Last week Thursday afternoon I picked up the phone and called my friend, Norma DeGraff.  Norma’s health isn’t the best.  She struggles both physically and mentally.  I asked her if it would be alright if I came over and brought the Sacrament of Communion.  She thought that would be a great idea.  I loaded up the travel communion kit and zipped over to her home where her garage door was open.  I knocked first and then let myself in.  Norma was sitting on the couch.  She didn’t get up to greet me; I’m not sure if she could have or not.  We spent some time chatting and reminiscing about some wonderful times we’ve shared together.  I’ve gone to watch her granddaughters compete in swimming and water polo.  I’ve played a wonderful round of golf with Norma at Coyote Run where Norma beat me by ten strokes.  I’ve officiated the wedding of one of her granddaughters on a Friday in June when the power went out in the sanctuary and it was hotter than Satan’s armpit and her granddaughter wanted me to wear a black robe!  And of course we talked about her famous sloppy joe recipe that she still won’t share.  I even showed her a video of my son, Willem, golfing. And while she had a hard time seeing him swing, she at least enjoyed the thought of it.

It was hard to see Norma like that.  She struggled to remember things about her husband, Muff.  As I poured the juice into the small glass thimble, she didn’t have the dexterity to lift the cup up to her lips and needed me to do it for her.  And she lamented how she doesn’t drive anymore and can’t get to church.  Norma was always so strong, independent and confident.  Seeing her so weak was difficult.  But as I was reading through the Great Prayer of Thanksgiving and the Words of Institution, she kept saying, “What a Savior,” “What a Savior,” “What a Savior.”  Her mind cloudy and body deteriorating, she kept reminding herself and me, “What a Savior."
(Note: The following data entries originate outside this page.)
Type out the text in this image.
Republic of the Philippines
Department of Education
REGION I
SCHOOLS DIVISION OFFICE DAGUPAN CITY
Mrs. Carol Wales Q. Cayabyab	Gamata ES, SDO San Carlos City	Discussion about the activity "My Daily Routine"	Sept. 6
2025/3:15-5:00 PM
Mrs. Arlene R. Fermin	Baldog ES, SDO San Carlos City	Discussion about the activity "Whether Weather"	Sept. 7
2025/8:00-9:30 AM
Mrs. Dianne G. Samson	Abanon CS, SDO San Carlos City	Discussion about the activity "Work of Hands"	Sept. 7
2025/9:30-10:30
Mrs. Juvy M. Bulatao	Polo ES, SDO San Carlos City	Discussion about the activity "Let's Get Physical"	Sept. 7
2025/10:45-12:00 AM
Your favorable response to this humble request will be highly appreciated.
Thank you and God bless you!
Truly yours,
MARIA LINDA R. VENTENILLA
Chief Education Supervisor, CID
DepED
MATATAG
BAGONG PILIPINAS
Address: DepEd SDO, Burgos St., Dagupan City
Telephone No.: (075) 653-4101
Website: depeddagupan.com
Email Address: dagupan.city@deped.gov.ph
I shouldn’t joke when I say, “I feel like I’m getting old.”  While my legs ache more now after a long run than they did ten years ago, I realize that at 34, I’m certainly not 84, or 94.  But as a pastor, I have the privilege of walking alongside wonderful folks who are 84 and 94 and who struggle physically and mentally.  I can only imagine how hard it is to not be able to do the things you once were so easily able to do.  I can only imagine how frustrating it is to know you can’t remember things you know you should know.  And I can only imagine how difficult it is to pass the day away sitting, staring, and waiting. 

Maybe that’s why Norma kept saying over and over again, “What a Savior.”  Maybe this simple refrain was a way to remind herself of her heavenly hope in Jesus.  Maybe this was a way to assure her spirit that while everything else seems to be failing, her Savior is the same yesterday, today and tomorrow.  And maybe repeating this decree was a demonstration of her faith, eagerly awaiting her salvation.             

This Sunday we will celebrate World Communion Sunday.  Christians from all over the world will gather under thatched roofs, vaulted ceilings, in auditoriums or living rooms and, by the power of the Holy Spirit, be tethered to the life, death, resurrection and ascension of Jesus.  When we do so, I invite you to borrow Norma’s refrain, “What a Savior.”  Be reminded of what a Savior we have in Jesus.  Be reminded of our Savior’s life and who He spent His time with and who He came for.  Be reminded of our Savior’s death and how His-once and-for-all sacrifice paid the debt of our sin and guilt and shame.  Be reminded of our Savior’s resurrection and victory over the powers of sin and the grave.  And be reminded of our Savior’s ascension into heaven and the sending of the comforting Holy Spirit to assure and guide us.  What a Savior we have.  Amen?